Przyszla do nas w odwiedziny mila pani z przytulku z ktorego wzielismy Lucy, dowiedziec sie jak sie Lucy z nami mieszka. Lucy jest z nami juz prawie cztery miesiace.
Ja nie powiedzialam nic, mimo ze Lucy mnie zaczepia i skacze mi na plecy.
Ale.
Nasi ludzie powinni sie poskarzyc i to bardzo bo wiem, ze:
- kazdy domownik budzi sie przynajmniej cztery razy w nocy, zeby sciagnac sobie z glowy kota (Lucy!)
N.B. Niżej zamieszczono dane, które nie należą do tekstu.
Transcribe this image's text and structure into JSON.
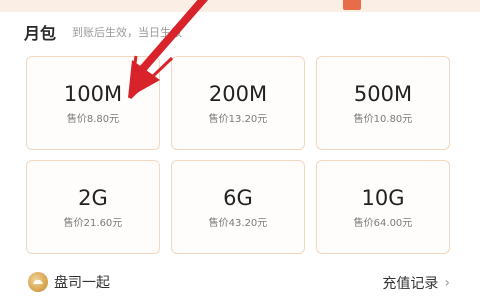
{
  "section": {
    "title": "月包",
    "subtitle": "到账后生效，当日生效"
  },
  "packages": [
    {
      "size": "100M",
      "price": "售价8.80元"
    },
    {
      "size": "200M",
      "price": "售价13.20元"
    },
    {
      "size": "500M",
      "price": "售价10.80元"
    },
    {
      "size": "2G",
      "price": "售价21.60元"
    },
    {
      "size": "6G",
      "price": "售价43.20元"
    },
    {
      "size": "10G",
      "price": "售价64.00元"
    }
  ],
  "footer": {
    "brand": "盘司一起",
    "history_label": "充值记录"
  },
  "annotation": {
    "arrow_color": "#d8232a",
    "arrow_icon": "red-arrow-icon"
  }
}
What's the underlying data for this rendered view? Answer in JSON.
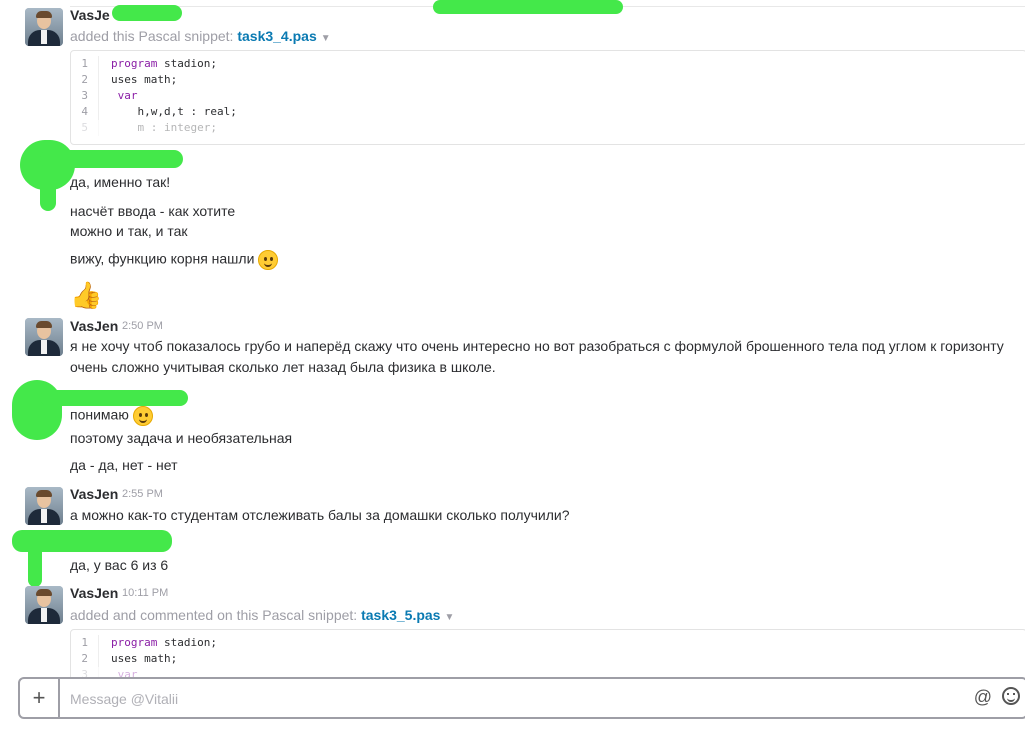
{
  "messages": {
    "m1": {
      "author": "VasJe",
      "meta_prefix": "added this Pascal snippet:",
      "snippet_name": "task3_4.pas",
      "snippet_lines": [
        {
          "num": "1",
          "kw": "program",
          "rest": " stadion;"
        },
        {
          "num": "2",
          "kw": "",
          "rest": "uses math;"
        },
        {
          "num": "3",
          "kw": " var",
          "rest": ""
        },
        {
          "num": "4",
          "kw": "",
          "rest": "    h,w,d,t : real;"
        },
        {
          "num": "5",
          "kw": "",
          "rest": "    m : integer;"
        }
      ]
    },
    "m2": {
      "lines": [
        "да, именно так!",
        "насчёт ввода - как хотите",
        "можно и так, и так",
        "вижу, функцию корня нашли"
      ]
    },
    "m3": {
      "author": "VasJen",
      "time": "2:50 PM",
      "text": "я не хочу чтоб показалось грубо и наперёд скажу что очень интересно но вот разобраться с формулой брошенного тела под углом к горизонту очень сложно учитывая сколько лет назад была физика в школе."
    },
    "m4": {
      "lines": [
        "понимаю",
        "поэтому задача и необязательная",
        "да - да, нет - нет"
      ]
    },
    "m5": {
      "author": "VasJen",
      "time": "2:55 PM",
      "text": "а можно как-то студентам отслеживать балы за домашки сколько получили?"
    },
    "m6": {
      "text": "да, у вас 6 из 6"
    },
    "m7": {
      "author": "VasJen",
      "time": "10:11 PM",
      "meta_prefix": "added and commented on this Pascal snippet:",
      "snippet_name": "task3_5.pas",
      "snippet_lines": [
        {
          "num": "1",
          "kw": "program",
          "rest": " stadion;"
        },
        {
          "num": "2",
          "kw": "",
          "rest": "uses math;"
        },
        {
          "num": "3",
          "kw": " var",
          "rest": ""
        }
      ]
    }
  },
  "composer": {
    "placeholder": "Message @Vitalii"
  },
  "icons": {
    "attach": "plus-icon",
    "mention": "at-icon",
    "emoji": "smile-icon",
    "reaction": "thumbs-up-icon"
  }
}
-domownik budzi sie jeszcze czesciej, zlany potem i okazuje sie ze ma na sobie futro (znow Lucy!)
-jesli domownikowi zdarzy sie wstac w nocy do lazienki, po powrocie okazuje sie , ze poduszka zmienila wlasciciela ( DITTO!)
- jesli domownikowi zdarzy sie wstac z wygodnego krzesla i pojsc do kuchni zeby przyniesc sobie pierniczki do pogryzania w trakcie przerwy na reklame- DITTO!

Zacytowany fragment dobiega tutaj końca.